O instituto trabalha com programas ligados ao desenvolvimento humano, à arte, ao esporte, à cultura e ao bem-estar.
Essa dimensão completa a estratégia do grupo: construir espaços, mas também criar experiências e fortalecer os laços com a comunidade.
Em 2026, essa filosofia também se traduz em novos espaços de convivência, como o Espaço Gentileza Flamboyant, pensado em torno da cultura, do esporte, da gastronomia e do encontro.
E se o próximo grande símbolo do Brasil não estivesse no litoral?
Por décadas, a imagem internacional do Brasil se construiu em torno do litoral: Rio de Janeiro, Copacabana, Ipanema, Bahia, Florianópolis e essas paisagens de praia que ajudaram a moldar o imaginário do país no mundo inteiro. O mar parecia quase indissociável da experiência brasileira. No entanto, a centenas de quilômetros do oceano, no coração do Cerrado, uma outra história talvez esteja sendo escrita.
Em Goiânia, uma capital continental imagina hoje sua própria experiência de praia. Uma cidade sem litoral pode se tornar um destino de surfe. Um território historicamente associado à agricultura e à pecuária pode se transformar em laboratório de novas formas de urbanismo, hospitalidade e lifestyle. E uma família cuja história começou com o gado e a terra trabalha agora com um dos escritórios de arquitetura mais prestigiados do mundo e uma das tecnologias de ondas artificiais mais avançadas do mercado.
É exatamente isso que torna o Grupo Flamboyant tão singular. Sua história não é a de um império construído ao lado de Goiânia, mas a de um grupo que cresceu com a cidade, a acompanhou em suas transformações e agora busca imaginar o que ela pode se tornar amanhã.
Da terra ao comércio. Do comércio ao urbanismo. Do urbanismo ao lifestyle. E agora, do Cerrado à praia.

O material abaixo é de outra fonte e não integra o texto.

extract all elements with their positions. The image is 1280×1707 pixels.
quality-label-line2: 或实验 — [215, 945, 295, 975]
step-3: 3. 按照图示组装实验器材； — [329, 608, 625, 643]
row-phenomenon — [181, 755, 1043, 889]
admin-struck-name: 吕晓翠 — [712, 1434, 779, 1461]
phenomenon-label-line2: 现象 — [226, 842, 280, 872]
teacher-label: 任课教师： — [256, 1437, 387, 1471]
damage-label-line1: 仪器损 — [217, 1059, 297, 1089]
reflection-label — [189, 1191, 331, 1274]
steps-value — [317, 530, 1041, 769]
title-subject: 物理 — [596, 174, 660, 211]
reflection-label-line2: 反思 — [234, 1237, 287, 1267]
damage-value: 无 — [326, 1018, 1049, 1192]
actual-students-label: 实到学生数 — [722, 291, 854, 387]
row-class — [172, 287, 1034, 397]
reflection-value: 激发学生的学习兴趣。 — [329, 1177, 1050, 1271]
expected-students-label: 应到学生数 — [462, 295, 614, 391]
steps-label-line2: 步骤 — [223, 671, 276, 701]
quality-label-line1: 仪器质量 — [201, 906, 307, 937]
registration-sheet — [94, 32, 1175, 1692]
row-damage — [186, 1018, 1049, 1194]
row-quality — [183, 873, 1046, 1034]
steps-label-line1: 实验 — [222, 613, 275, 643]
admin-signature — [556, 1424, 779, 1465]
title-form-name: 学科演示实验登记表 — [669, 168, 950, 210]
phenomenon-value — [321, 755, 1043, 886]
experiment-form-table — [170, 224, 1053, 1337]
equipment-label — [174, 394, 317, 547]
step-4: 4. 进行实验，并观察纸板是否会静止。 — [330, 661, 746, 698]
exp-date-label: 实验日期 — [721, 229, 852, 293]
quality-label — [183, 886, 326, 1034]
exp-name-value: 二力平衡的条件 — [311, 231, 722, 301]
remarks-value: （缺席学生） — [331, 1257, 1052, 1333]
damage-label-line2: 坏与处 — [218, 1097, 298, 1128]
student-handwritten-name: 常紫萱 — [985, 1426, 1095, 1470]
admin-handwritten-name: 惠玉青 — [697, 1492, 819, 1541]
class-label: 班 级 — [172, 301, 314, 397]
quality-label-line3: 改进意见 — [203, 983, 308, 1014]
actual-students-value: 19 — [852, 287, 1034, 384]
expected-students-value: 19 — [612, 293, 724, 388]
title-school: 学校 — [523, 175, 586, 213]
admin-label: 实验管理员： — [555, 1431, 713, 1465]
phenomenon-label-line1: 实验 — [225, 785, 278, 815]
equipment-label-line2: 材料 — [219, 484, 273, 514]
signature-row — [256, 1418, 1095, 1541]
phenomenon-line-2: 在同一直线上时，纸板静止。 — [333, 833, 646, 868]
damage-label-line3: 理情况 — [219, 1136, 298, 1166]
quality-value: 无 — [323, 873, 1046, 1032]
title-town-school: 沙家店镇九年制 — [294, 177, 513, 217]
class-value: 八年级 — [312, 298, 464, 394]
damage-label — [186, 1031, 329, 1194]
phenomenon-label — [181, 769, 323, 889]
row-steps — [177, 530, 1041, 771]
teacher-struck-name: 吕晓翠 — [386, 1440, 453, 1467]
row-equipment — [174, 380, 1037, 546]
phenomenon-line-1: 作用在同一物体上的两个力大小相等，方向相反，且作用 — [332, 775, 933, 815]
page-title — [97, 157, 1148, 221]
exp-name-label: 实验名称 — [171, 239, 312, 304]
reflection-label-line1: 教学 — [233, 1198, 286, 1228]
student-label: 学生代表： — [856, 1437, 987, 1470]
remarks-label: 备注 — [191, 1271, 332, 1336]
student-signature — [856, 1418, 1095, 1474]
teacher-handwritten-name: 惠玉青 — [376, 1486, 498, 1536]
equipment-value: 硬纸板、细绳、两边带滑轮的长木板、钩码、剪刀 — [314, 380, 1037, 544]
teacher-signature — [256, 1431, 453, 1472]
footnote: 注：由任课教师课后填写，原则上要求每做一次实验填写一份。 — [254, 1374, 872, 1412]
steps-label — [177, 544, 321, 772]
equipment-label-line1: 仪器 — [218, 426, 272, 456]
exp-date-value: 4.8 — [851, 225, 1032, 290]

Uma praia sem oceano, é verdade. Mas talvez também o símbolo de uma transformação muito mais profunda: a de uma cidade que não busca mais reproduzir os modelos dos grandes destinos brasileiros, mas inventar o seu próprio.
Porque, se o futuro complexo imaginado pelo Flamboyant sair do papel, Goiânia deixará de ser apenas uma capital regional no coração do Brasil. Ela pode se tornar um destino capaz de reunir, em um mesmo território, arquitetura, natureza, esporte, gastronomia, hospitalidade, comércio e experiência.
E talvez esteja exatamente aí a verdadeira ambição do Grupo Flamboyant.
Não mais apenas construir lugares onde se vive, mas criar as experiências que podem definir a próxima Goiânia.